The 5 Best Short Stories You’ve Never Read
"The Adventure of the Bather" by Italo Calvino
A woman is swimming in the ocean when she eventually discovers that she has lost the lower half of her bathing suit. The majority of this story takes place as the woman treads water because she is too embarrassed to go ashore. In books like Cosmicomics and Invisible Cities, Calvino is famous for writing stories that are adventurously over the top. So the relatively simple, real-life premise of "The Adventure of the Bather" might at first seem underwhelming to the experienced Calvino fan. However, from this straightforward premise Calvino manages to weave a brilliant examination of self and of our relationship to our own bodies.
"The Guest" by Stanley Elkin
A lovably reckless jazz musician named Bertie (who wears an eye patch, obviously) somehow ends up house-sitting for his bourgeois friends. In a manner similar to that of the children in Graham Greene's "The Destructors," Bertie proceeds to destroy his friends' cushy abode. Despite the fact that almost the entire story is devoted to one man alone in an apartment, Elkin somehow manages to make the action of the story feel dangerously anarchic and larger than life. Not only is "The Guest" one of the funniest short stories ever written, but it also contains brilliant insight into the absurd nature of rebellion and counterculture.
"Charlie in the House of Rue" by Robert Coover
When people talk about Robert Coover's short stories, they tend to focus on Pricksongs and Descants (probably because it contains that undisputed masterpiece of the short form, "The Babysitter"). Few people think to mention his equally amazing collection A Night at the Movies which, like Pricksongs and Descants, features some of Coover’s most challenging and invigorating work. "Charlie in the House of Rue" is a shot-by-shot description of a fictional Charlie Chaplin film. It's a gimmicky premise to be sure, but the resulting story is gripping, surreal, and as entertaining as it is completely malevolent.
"Cockroaches in Autumn" by Lydia Davis
Among the many, many things to admire about the fiction of Lydia Davis is that she manages to do so much in so few words. "Cockroaches in Autumn" is a prime example of this. In a series of brief fragments describing the day-to-day discovery of cockroaches in the narrator‘s home, Davis creates something startlingly real and visceral. Some of the most unsettling descriptions in the story are also somehow the most beautiful. The bare-bones approach of "Cockroaches in Autumn" is so masterful that it's difficult to tell whether Davis is stripping fiction down or building it up to new heights.

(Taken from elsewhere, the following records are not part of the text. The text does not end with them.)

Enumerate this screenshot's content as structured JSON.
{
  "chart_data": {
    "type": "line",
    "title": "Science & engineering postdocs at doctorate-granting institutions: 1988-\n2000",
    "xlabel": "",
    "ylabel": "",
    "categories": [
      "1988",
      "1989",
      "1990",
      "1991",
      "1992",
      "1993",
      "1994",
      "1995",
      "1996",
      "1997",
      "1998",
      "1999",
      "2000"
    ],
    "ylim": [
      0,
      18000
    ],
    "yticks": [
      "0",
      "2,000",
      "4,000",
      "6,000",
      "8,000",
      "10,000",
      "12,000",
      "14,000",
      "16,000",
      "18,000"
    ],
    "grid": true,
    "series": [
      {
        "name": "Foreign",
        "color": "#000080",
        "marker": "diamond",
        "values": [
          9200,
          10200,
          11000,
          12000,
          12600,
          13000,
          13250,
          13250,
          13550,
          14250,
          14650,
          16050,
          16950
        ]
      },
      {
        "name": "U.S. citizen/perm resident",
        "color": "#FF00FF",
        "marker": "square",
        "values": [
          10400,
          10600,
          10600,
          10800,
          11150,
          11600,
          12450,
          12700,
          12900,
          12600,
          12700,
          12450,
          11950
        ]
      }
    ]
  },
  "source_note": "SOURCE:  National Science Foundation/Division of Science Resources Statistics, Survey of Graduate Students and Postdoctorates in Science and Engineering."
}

"Bigfoot Stole My Wife" by Ron Carlson
This story is often used by creative writing instructors as a classic example of an unreliable narrator. A man tells the reader how he came home one day to find his wife was gone. Naturally, the only explanation is that she was stolen by Bigfoot. Never mind the fact that the narrator himself makes a few references to his own gambling, clearly Bigfoot is to blame. Running this story through a quick, college-English analysis, Bigfoot becomes a metaphor for the narrator’s denial. However, Carlson undercuts this more obvious interpretation by having the narrator tell you another story from his youth involving a flash flood, a trailer, and a copy of Dude magazine. Without spoiling anything, the tale in question is just as outlandish as the Bigfoot abduction. But because of the level of detail the narrator offers, this second story also seems to be completely true. Therefore, the meat of this story doesn’t seem to be (though it is often taught this way) that the narrator is in denial. Rather, the point is in Carlson asking you whether you as a reader have lost your ability to believe in something, even though it sounds ridiculous.